I was astonished with my first view of the falls. The Kawishiwi River drops 70 feet as it travels from Garden Lake to Fall Lake, making a stunning waterfall. The water pours over a wide area of massive rocks and separates into many little falls. Beautiful! Luckily, we were the only ones in the area, since there was only one bench—an ideal spot for us to eat lunch. As we sat there eating and watching the water crash over the rocks, we saw a lone loon fly right over the falls. What a sight!

From the bench we could also see the dam above the falls. As we were basking in the sun, I wondered why I am so enthralled with waterfalls. The conclusion I came to is that I feel close to God when I observe His wonderful creations. The roaring sound, the sight of the seemingly endless water bounding over the rocks, and the beauty of all that white froth bouncing around gives me a thrill in my heart and a calmness in my soul.

Randy’s foot was bothering him, so he went back to the parking lot to rest. I chose to hike along the portage trail. Being rather full from our picnic, I felt I was waddling like that porcupine we had seen earlier. I didn’t get far along the trail when it became quite muddy. Disappointed, I turned around. When I caught up with Randy, I asked if I could borrow his phone so I could hike back to the falls to capture a few more shots of the cascade. I did get some very nice pictures—of my thumb! (I don’t have a smart phone, so I’m not very experienced at taking photos with one.)

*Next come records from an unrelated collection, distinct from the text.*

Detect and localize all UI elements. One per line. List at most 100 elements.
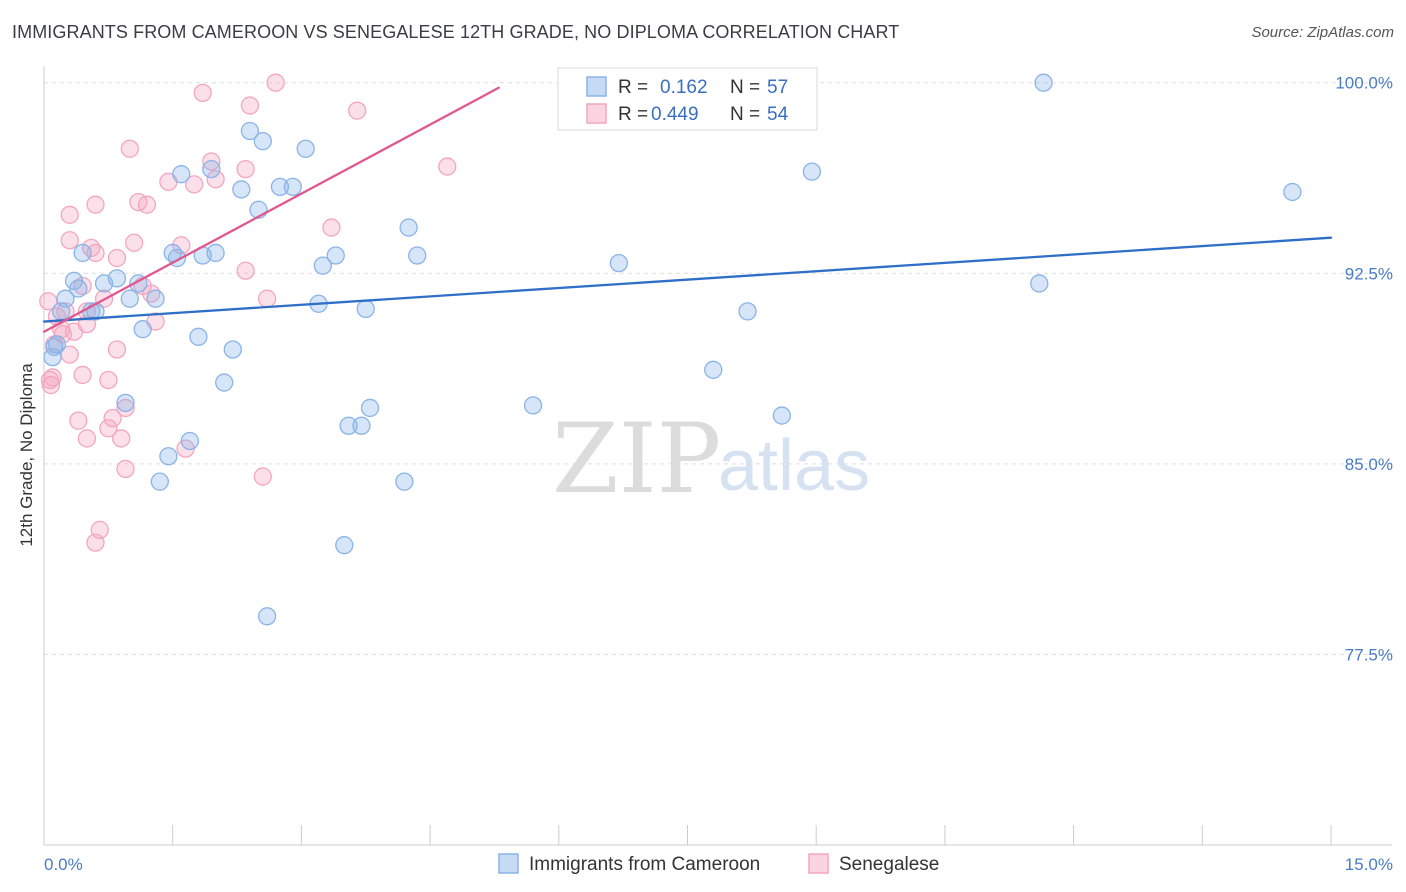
point-cameroon-44 <box>360 398 380 418</box>
point-cameroon-12 <box>116 393 135 413</box>
point-senegalese-28 <box>107 340 127 359</box>
point-cameroon-2 <box>47 335 67 354</box>
point-cameroon-39 <box>326 246 345 265</box>
point-cameroon-34 <box>270 177 290 197</box>
point-cameroon-25 <box>202 159 221 179</box>
point-senegalese-21 <box>86 243 105 263</box>
point-senegalese-49 <box>240 96 260 115</box>
data-points <box>39 73 1302 626</box>
point-senegalese-44 <box>193 83 212 103</box>
point-cameroon-46 <box>399 218 418 237</box>
point-senegalese-13 <box>69 411 88 430</box>
point-senegalese-11 <box>60 205 79 224</box>
legend-swatch-cameroon <box>586 76 607 97</box>
point-senegalese-29 <box>107 248 127 268</box>
legend-r-value-cameroon: 0.162 <box>660 77 708 98</box>
point-cameroon-42 <box>352 416 371 435</box>
legend-r-label-senegalese: R = <box>618 104 648 125</box>
point-senegalese-33 <box>120 139 139 158</box>
point-cameroon-21 <box>172 165 191 184</box>
trend-lines <box>42 86 1333 333</box>
point-cameroon-40 <box>335 536 354 555</box>
point-cameroon-16 <box>146 289 165 308</box>
point-cameroon-13 <box>120 289 139 308</box>
point-senegalese-32 <box>116 398 135 418</box>
point-cameroon-49 <box>609 253 629 273</box>
watermark: ZIP atlas <box>552 403 870 515</box>
bottom-legend-label-cameroon: Immigrants from Cameroon <box>529 854 760 875</box>
point-cameroon-53 <box>802 162 822 181</box>
trend-line-cameroon <box>42 236 1333 323</box>
point-senegalese-55 <box>438 157 457 176</box>
point-senegalese-14 <box>73 365 92 385</box>
y-tick-label-2: 85.0% <box>1345 455 1393 474</box>
legend-box: R = 0.162 N = 57 R = 0.449 N = 54 <box>557 67 818 131</box>
legend-n-label-cameroon: N = <box>730 77 760 98</box>
point-senegalese-30 <box>112 429 131 448</box>
point-cameroon-43 <box>356 299 375 319</box>
watermark-atlas: atlas <box>718 426 870 506</box>
point-cameroon-45 <box>395 472 414 491</box>
point-senegalese-26 <box>99 370 118 390</box>
point-senegalese-48 <box>236 159 255 179</box>
point-senegalese-25 <box>99 419 118 438</box>
chart-title: IMMIGRANTS FROM CAMEROON VS SENEGALESE 1… <box>12 22 900 42</box>
point-senegalese-52 <box>266 73 285 92</box>
point-cameroon-23 <box>189 327 208 346</box>
point-cameroon-7 <box>73 243 92 263</box>
point-cameroon-6 <box>69 279 88 298</box>
point-senegalese-31 <box>116 459 135 479</box>
point-senegalese-47 <box>236 261 255 280</box>
point-cameroon-22 <box>180 431 200 451</box>
point-cameroon-36 <box>296 139 315 158</box>
point-senegalese-54 <box>348 101 367 120</box>
trend-line-senegalese <box>42 86 500 333</box>
point-senegalese-3 <box>43 368 62 387</box>
point-cameroon-30 <box>240 121 260 141</box>
bottom-legend-swatch-cameroon <box>498 853 519 874</box>
point-cameroon-26 <box>206 243 225 263</box>
point-senegalese-50 <box>253 467 272 486</box>
point-cameroon-18 <box>159 447 178 466</box>
point-senegalese-27 <box>103 408 122 428</box>
point-senegalese-45 <box>202 152 221 171</box>
point-senegalese-23 <box>90 520 109 540</box>
point-senegalese-37 <box>137 195 157 214</box>
y-tick-labels: 100.0% 92.5% 85.0% 77.5% <box>1335 74 1393 665</box>
point-senegalese-16 <box>77 429 97 448</box>
point-senegalese-7 <box>53 325 73 344</box>
point-senegalese-46 <box>206 170 225 189</box>
legend-swatch-senegalese <box>586 103 607 124</box>
point-cameroon-54 <box>1030 274 1049 293</box>
point-cameroon-48 <box>523 396 543 415</box>
point-senegalese-20 <box>86 195 105 214</box>
point-senegalese-9 <box>60 231 79 250</box>
y-axis-label: 12th Grade, No Diploma <box>17 363 36 547</box>
point-cameroon-15 <box>133 320 152 339</box>
point-cameroon-32 <box>253 131 272 151</box>
point-cameroon-29 <box>232 180 251 199</box>
x-tick-label-0: 0.0% <box>44 855 83 874</box>
point-cameroon-52 <box>772 406 792 425</box>
bottom-legend-swatch-senegalese <box>808 853 829 874</box>
point-cameroon-38 <box>313 256 333 275</box>
point-cameroon-1 <box>45 337 64 357</box>
point-cameroon-51 <box>738 302 757 321</box>
legend-n-value-senegalese: 54 <box>767 104 789 125</box>
point-cameroon-47 <box>408 246 427 265</box>
y-tick-label-3: 77.5% <box>1345 645 1393 664</box>
axes <box>43 66 1392 846</box>
point-cameroon-41 <box>339 416 358 435</box>
bottom-legend-label-senegalese: Senegalese <box>839 854 939 875</box>
point-cameroon-50 <box>704 360 723 379</box>
legend-r-label-cameroon: R = <box>618 77 648 98</box>
point-cameroon-55 <box>1034 73 1053 92</box>
point-cameroon-4 <box>56 289 75 308</box>
point-cameroon-33 <box>257 607 277 626</box>
point-cameroon-28 <box>223 340 242 359</box>
point-senegalese-2 <box>41 375 61 395</box>
x-tick-labels: 0.0% 15.0% <box>44 855 1393 874</box>
legend-n-label-senegalese: N = <box>730 104 760 125</box>
point-senegalese-51 <box>257 289 277 308</box>
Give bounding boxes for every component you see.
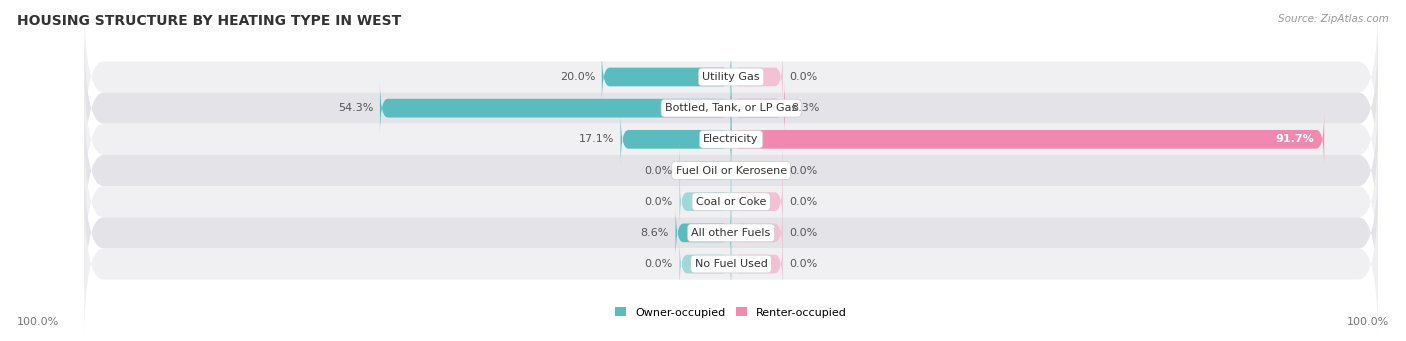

On our way home, we decided to turn into Winton and found it to be a charming little community. It seems to be a paradise for its residents. We stopped in Ely to hike a short distance on the Mesabi Trail. Then we went home to a feast of leftover homemade pizza and a game of gin rummy. It was a good day—a short reprieve from the aloneness I often feel at this time of staying at home as much as possible during the pandemic.

Betty Pond lives in Mt. Iron, MN. She is a frequent contributor to Hometown Focus.